Cassandra grows like a grass shoot, reaching for the sun. Her wooden sword disintegrates and in its place is a steel one, burning her palms to oblivion. A fourteen year old knows nothing but an aching sense of pride and ambition; someone, anyone to know she's there. A fourteen year old watches the metal back of the only father she's ever known and sees the gold glint in the light. A fourteen year old's mouth is bitter with immeasurable patience.
A child walks up to her, buck teeth and tattered pants. She can't bother herself to take note of any other features, with eyes of cotton bleeding under the unrelenting heat of the sun. She's sweaty and she fans herself discreetly.
"Lady Cassandra," the child begins, she hates that title, she hates that name, don't call her that, don't call her that, "if a bird flies too close to the sun, will it leave a shadow over everyone?" A fourteen year old stares at a child with buck teeth and tattered pants, gaze becoming hard and cold. "Yes," she replies, glaring at the ground. "But nobody will see the shadow until they look up and want the light." The child skips away to a mother it remembers, fondly, sweetly.
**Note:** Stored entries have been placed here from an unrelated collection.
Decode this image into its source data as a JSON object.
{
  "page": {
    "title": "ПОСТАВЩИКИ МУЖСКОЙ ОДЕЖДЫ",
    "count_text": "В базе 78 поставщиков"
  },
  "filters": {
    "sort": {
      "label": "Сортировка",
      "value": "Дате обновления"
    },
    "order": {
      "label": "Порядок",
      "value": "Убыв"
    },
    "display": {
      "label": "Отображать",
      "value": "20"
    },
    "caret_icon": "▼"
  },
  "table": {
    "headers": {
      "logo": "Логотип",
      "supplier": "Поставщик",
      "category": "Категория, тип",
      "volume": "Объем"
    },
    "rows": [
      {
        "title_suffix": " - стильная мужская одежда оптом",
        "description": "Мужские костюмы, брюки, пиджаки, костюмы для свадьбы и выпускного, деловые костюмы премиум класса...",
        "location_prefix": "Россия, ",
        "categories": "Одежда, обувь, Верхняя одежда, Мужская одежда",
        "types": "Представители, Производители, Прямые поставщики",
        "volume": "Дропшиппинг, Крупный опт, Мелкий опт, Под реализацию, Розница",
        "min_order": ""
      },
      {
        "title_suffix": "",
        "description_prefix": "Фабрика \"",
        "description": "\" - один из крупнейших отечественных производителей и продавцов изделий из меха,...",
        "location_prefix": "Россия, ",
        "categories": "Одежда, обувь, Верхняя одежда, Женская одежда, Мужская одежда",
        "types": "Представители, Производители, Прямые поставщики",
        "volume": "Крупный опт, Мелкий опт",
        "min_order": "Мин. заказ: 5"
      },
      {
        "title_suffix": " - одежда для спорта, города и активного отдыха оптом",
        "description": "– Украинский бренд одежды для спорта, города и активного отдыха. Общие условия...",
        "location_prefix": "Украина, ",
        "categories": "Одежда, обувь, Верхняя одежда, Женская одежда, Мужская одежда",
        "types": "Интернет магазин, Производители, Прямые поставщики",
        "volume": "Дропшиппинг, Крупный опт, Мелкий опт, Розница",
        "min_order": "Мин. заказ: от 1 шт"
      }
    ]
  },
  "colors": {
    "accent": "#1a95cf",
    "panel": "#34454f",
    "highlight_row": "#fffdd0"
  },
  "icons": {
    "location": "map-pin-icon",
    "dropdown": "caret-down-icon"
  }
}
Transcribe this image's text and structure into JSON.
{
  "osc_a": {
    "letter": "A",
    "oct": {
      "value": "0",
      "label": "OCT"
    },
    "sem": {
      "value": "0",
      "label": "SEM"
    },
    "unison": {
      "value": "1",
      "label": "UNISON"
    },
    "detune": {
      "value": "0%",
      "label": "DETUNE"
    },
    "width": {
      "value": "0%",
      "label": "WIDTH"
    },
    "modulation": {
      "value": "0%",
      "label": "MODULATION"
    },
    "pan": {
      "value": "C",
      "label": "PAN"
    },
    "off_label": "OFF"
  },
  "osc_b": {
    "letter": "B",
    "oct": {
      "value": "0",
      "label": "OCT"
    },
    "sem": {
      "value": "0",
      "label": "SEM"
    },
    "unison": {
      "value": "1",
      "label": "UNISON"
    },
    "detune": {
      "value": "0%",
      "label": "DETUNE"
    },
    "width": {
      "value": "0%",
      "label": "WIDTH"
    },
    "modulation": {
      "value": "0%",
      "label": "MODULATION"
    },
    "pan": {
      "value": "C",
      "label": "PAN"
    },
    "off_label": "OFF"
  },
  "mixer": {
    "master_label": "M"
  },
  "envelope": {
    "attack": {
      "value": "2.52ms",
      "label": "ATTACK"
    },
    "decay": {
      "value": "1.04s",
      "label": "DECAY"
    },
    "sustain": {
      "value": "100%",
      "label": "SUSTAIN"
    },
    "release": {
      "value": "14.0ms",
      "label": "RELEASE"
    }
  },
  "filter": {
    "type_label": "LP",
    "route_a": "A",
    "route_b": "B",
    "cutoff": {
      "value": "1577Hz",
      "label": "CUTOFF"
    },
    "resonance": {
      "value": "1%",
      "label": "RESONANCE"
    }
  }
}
This time, Cassandra spears her sword through a straw target, watching it slice even farther, through the straw, through the air, and stab two inches into the packed soil of the field.
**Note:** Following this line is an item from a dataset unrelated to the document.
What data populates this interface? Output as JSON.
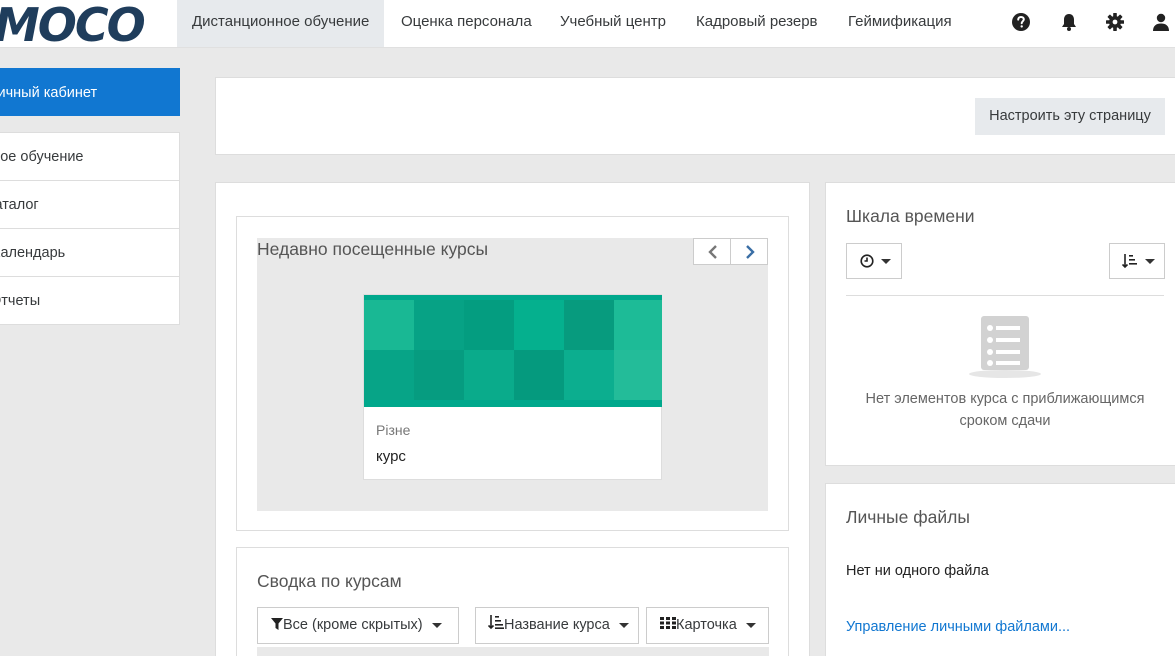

A twenty-one year old wears a dress and a corset and a headdress and pumps, and she wants to peel off her skin in strips until her flesh, pink and moist and bitter-tasting pulses under the moonlight's chill.
She trains and trains her final days and doesn't bother to scrub off the grime until its late at night, a fruit of her efforts. Those days are lost when she slips into her powder blue shoes, sweating in the afternoon light with patience rotting away somewhere in her heart. She falls in love somewhere along the way, a sun just bright enough, touch just soothing enough, that she can forget about it for a while. In her dreams though, the children ask her, "Lady Cassandra," don't call me that, don't, "if a bird flies too close to the sun, will it leave a shadow over everyone?" And she wakes up with a thread and cloth in her hand, stitching for a beautiful, radiant princess. Can she go on like this, burning her hand on steel over a flame?
Can she go on with a right hand blackened and charred, nerves severed, fingers twisted beyond recognition?
Can she go on with armor encasing her safely, knives in her belt, dress in her luggage case, waiting?
If a bird flies too close-
Can she go on, staring at the moon through the window in a moving caravan, waiting for a healing recognition? Can she go on waiting for a life shining like the moon, brighter than the life she's tethered to? Can that life she is tethered to see her?
-will it leave a shadow over everyone?
Love becomes poisonous when its left to rot. Cassandra has never liked the sun.